Thursday, October 25, 2007

Offline Web Applications

That doesn't sound like it makes sense, does it? Why would you want to use a web application without the internet? Well, it makes sense for some things. Wouldn't it be nice to access your GMail account when your stuck at the airport and don't feel like paying for wifi access? A lot of web applications nowadays are used to store user data. The user has to log on to access it; there is nothing on the client. When the users wants access to this data when there is no net connection, we have a problem. So what do you need to build an offline web application?

For one, you need storage on the client. Remember, web applications run in the browser. The browser has only limited access to a client's machine. They can't just write massive amounts of data to the hard disk. The first requirement then, is local storage. Figuring out what to keep cached on the client is a whole other story.

Next, you need some way for the client to access your web page without accessing the internet. You need some way to cache the page(s) for the client's browser.

Lastly, your web application needs to act as though it is communicating with the server when it really isn't. You need some application logic to be stored on the client as well.

Sounds like its pretty complicated, but there are some solutions out there.

Google Gears is probably the most popular. It is still in an early developer beta though.
There is Dojo Offline Toolkit, which is nearing version 1.0.
Web2OS looks pretty interesting as well, but it is still in a private beta.
The WHATWG is also trying to come up with some standards to support these ideas.

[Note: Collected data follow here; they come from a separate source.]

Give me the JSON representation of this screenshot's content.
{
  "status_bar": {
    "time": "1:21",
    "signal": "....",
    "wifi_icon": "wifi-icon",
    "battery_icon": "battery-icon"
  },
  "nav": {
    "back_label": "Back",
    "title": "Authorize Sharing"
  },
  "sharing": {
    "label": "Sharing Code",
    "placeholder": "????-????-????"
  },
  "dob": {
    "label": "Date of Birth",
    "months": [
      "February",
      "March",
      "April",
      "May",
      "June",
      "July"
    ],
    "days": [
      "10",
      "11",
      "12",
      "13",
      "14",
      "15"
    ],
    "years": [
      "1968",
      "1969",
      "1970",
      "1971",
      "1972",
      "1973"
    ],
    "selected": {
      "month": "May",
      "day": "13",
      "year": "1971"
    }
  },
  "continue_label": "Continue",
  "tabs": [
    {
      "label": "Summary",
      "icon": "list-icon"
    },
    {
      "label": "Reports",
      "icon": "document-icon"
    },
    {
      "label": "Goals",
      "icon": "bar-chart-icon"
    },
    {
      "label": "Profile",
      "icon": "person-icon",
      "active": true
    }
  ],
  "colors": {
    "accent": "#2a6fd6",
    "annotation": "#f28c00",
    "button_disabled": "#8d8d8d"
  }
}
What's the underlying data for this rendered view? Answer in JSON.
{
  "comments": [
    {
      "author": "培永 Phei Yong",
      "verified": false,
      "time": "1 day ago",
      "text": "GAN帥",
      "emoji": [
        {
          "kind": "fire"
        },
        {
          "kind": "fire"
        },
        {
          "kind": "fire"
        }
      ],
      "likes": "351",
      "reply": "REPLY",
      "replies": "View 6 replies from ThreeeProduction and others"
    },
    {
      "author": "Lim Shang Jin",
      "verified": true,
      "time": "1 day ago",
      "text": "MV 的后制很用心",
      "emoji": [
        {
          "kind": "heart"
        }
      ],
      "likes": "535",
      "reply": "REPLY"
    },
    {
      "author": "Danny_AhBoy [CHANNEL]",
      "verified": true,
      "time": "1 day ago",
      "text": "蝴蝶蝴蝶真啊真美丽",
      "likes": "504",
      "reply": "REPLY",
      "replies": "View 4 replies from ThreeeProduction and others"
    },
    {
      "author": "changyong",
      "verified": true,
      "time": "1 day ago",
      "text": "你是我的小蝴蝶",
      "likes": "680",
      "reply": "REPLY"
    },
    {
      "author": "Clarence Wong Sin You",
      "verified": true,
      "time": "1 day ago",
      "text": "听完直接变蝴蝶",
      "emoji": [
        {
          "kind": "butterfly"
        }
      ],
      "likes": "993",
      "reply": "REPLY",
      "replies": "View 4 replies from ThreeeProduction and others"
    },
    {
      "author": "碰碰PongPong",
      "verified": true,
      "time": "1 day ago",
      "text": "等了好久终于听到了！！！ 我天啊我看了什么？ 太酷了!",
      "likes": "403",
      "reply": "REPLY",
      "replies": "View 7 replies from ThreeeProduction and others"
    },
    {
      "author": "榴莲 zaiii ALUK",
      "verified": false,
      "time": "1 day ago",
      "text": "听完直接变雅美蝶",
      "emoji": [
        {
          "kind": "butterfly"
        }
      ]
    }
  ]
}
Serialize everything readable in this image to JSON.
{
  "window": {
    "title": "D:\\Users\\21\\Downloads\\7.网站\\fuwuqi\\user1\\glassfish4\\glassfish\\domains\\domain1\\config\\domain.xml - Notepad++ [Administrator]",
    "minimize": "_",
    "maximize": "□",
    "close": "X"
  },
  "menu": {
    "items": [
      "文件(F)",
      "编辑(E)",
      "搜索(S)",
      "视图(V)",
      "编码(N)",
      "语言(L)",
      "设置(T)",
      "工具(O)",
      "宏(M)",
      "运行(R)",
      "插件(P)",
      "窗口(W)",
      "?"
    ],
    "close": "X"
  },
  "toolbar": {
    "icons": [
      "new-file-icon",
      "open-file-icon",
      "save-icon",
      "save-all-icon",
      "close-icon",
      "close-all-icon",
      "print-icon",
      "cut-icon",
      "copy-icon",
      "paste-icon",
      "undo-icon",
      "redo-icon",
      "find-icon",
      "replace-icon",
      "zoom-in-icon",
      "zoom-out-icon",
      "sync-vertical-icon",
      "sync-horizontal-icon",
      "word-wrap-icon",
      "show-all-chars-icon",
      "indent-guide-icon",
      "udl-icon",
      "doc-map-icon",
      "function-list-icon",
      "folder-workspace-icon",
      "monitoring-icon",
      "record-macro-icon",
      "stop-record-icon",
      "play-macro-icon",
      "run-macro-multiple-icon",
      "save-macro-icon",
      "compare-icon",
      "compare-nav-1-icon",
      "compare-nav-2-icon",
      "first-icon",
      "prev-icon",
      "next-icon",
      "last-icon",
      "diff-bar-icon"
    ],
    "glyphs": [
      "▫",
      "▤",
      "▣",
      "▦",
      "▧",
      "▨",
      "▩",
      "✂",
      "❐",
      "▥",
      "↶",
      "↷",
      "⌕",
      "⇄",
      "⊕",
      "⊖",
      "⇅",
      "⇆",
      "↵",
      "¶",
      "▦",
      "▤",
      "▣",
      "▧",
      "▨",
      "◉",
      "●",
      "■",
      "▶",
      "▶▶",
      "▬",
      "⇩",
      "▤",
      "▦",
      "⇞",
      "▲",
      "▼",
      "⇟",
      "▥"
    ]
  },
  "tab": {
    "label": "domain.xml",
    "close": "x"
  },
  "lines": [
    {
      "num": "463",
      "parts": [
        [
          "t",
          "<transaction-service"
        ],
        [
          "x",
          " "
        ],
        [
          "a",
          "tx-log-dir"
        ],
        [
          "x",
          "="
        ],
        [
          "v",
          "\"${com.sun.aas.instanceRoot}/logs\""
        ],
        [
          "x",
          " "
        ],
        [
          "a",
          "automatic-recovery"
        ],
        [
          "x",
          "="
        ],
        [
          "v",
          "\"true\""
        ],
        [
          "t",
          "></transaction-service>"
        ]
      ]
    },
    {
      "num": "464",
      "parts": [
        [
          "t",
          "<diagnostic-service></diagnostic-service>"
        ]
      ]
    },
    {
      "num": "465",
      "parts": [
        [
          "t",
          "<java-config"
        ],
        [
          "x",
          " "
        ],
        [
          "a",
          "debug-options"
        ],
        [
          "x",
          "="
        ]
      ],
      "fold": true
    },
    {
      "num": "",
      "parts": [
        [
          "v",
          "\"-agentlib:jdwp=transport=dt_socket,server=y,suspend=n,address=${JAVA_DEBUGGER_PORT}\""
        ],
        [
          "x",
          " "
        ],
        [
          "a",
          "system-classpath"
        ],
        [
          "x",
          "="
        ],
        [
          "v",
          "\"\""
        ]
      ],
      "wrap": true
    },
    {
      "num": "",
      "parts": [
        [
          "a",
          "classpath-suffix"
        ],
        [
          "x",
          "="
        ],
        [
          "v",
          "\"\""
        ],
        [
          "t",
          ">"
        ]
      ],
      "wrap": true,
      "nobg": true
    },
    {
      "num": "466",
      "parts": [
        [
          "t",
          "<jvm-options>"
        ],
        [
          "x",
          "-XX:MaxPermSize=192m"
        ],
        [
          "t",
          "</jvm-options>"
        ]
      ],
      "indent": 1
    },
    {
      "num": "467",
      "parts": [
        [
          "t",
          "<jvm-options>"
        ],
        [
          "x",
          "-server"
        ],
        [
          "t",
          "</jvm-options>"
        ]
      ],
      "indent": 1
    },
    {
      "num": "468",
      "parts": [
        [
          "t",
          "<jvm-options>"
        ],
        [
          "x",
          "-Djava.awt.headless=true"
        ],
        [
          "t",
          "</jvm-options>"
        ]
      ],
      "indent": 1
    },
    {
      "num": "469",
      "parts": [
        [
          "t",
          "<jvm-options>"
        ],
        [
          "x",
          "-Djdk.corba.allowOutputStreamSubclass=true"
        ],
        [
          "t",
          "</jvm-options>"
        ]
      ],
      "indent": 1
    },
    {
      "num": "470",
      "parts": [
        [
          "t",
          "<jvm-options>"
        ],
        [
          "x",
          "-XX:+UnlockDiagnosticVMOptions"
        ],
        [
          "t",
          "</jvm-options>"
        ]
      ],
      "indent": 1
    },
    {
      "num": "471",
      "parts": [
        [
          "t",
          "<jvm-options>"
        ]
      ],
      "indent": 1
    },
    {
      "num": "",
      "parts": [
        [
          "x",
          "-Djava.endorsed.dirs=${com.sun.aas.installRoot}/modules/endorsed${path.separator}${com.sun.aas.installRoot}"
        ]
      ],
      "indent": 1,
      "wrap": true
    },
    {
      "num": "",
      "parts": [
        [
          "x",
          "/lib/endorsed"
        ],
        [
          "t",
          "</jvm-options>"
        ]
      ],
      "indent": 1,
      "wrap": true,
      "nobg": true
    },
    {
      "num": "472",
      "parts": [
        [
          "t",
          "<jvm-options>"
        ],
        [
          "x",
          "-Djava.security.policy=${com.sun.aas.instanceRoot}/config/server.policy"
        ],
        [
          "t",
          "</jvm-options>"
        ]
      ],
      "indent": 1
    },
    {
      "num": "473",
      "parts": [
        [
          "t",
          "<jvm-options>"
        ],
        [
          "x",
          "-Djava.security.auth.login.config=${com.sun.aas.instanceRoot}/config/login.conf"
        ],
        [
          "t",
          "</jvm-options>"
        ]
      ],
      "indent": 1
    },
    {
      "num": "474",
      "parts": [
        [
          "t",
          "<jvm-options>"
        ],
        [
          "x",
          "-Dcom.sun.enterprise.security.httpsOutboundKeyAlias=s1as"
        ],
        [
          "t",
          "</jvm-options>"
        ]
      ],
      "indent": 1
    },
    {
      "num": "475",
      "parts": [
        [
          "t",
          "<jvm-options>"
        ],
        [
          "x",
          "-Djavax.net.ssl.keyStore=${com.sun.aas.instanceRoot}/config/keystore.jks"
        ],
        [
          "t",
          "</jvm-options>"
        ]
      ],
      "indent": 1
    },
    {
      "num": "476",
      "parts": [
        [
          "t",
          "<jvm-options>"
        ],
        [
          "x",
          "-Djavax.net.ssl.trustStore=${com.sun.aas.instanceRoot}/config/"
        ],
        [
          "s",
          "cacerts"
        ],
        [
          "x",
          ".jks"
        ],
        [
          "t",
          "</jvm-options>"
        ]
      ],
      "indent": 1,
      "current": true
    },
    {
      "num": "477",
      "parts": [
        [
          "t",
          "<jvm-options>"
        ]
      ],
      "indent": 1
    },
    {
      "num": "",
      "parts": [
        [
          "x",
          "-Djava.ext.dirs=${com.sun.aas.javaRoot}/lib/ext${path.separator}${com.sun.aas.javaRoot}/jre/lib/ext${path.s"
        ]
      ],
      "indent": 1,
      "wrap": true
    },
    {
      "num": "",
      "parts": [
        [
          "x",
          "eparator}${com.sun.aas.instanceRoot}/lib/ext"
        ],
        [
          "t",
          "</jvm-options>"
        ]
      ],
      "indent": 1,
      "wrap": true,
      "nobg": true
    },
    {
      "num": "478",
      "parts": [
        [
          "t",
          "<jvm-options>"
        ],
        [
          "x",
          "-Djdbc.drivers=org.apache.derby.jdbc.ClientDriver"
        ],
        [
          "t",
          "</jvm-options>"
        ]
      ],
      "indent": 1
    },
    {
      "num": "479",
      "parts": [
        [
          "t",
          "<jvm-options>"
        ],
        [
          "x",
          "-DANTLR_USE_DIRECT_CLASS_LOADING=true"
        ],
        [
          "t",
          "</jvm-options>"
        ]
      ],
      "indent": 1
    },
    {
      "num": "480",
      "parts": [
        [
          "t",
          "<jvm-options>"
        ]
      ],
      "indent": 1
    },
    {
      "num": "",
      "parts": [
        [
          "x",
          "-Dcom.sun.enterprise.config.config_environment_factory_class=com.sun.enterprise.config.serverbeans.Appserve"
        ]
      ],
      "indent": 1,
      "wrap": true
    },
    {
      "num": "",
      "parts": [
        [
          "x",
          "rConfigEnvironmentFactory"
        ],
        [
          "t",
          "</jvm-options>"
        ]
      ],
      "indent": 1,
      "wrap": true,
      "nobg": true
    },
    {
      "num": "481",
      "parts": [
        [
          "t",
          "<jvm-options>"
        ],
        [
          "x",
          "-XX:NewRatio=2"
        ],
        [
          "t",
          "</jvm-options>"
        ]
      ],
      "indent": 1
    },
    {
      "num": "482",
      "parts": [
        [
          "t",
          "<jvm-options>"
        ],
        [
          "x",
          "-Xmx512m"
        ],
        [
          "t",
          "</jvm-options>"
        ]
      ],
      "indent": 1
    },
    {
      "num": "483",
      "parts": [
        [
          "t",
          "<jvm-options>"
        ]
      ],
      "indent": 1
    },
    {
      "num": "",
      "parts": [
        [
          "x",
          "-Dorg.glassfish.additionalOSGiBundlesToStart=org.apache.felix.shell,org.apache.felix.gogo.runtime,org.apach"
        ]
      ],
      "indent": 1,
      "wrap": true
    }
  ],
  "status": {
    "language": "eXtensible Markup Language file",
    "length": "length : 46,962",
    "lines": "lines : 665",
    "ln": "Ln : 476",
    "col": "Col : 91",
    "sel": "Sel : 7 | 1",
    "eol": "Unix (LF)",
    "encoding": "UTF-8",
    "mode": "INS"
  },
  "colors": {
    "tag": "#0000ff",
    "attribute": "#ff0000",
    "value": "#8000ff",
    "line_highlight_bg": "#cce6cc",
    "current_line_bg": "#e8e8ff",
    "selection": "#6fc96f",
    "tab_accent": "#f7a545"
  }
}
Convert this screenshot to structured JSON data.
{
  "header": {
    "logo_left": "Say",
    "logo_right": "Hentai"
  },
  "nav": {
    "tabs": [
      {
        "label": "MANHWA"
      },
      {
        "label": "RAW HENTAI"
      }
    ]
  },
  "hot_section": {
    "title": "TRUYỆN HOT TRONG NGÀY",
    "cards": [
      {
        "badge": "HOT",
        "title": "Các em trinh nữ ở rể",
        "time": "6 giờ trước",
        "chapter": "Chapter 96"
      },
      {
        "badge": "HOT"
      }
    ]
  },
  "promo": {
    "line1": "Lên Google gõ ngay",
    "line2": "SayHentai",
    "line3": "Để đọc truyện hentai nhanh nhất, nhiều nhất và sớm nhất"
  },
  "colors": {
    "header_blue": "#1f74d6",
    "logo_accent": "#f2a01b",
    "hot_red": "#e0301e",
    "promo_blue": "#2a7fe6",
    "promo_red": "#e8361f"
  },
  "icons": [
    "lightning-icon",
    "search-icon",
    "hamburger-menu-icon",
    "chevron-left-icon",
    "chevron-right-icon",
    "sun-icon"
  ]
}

How about rolling your own solution? Lets see how to provide the requirements for an offline web app using Java.

Technologies:
Applets, LiveConnect:
Allows javascript to communicate with Java Applets. Derby: An embedded Java database

First, the web application has a hidden applet (1px by 1px) that is loaded in the background. The applet is cached locally on the client's machine. This allows them to use it offline or online. When the applet starts up, it starts the embedded database which can store data on the client, even across sessions. They can close the browser, shut the computer down, and it'll still be there when they get back. This solves the local storage problem. Now for application logic. With LiveConnect, the javascript can call Java methods in the applet. So instead of directly communicating with the server, the client code communicates with the applet (which is also available offline). The applet can then check for a net connection and perform the appropriate action, either forward the request to the real server or do something locally. We'd have to rely on the browser's caching ability to cache the applet and javascript/HTML pages.

I suppose that may work in theory, but actually getting it to work in practice may be another story (I can image Applet security issues, browser caching issues, just to name a couple problems). Just some thoughts.
Check out Francois Orsini's presentation, Enabling Offline Web Applications with Java DB, from JavaOne 2007 for more details. He also mentions possibly embedding an HTTP server, like Jetty, in the Applet.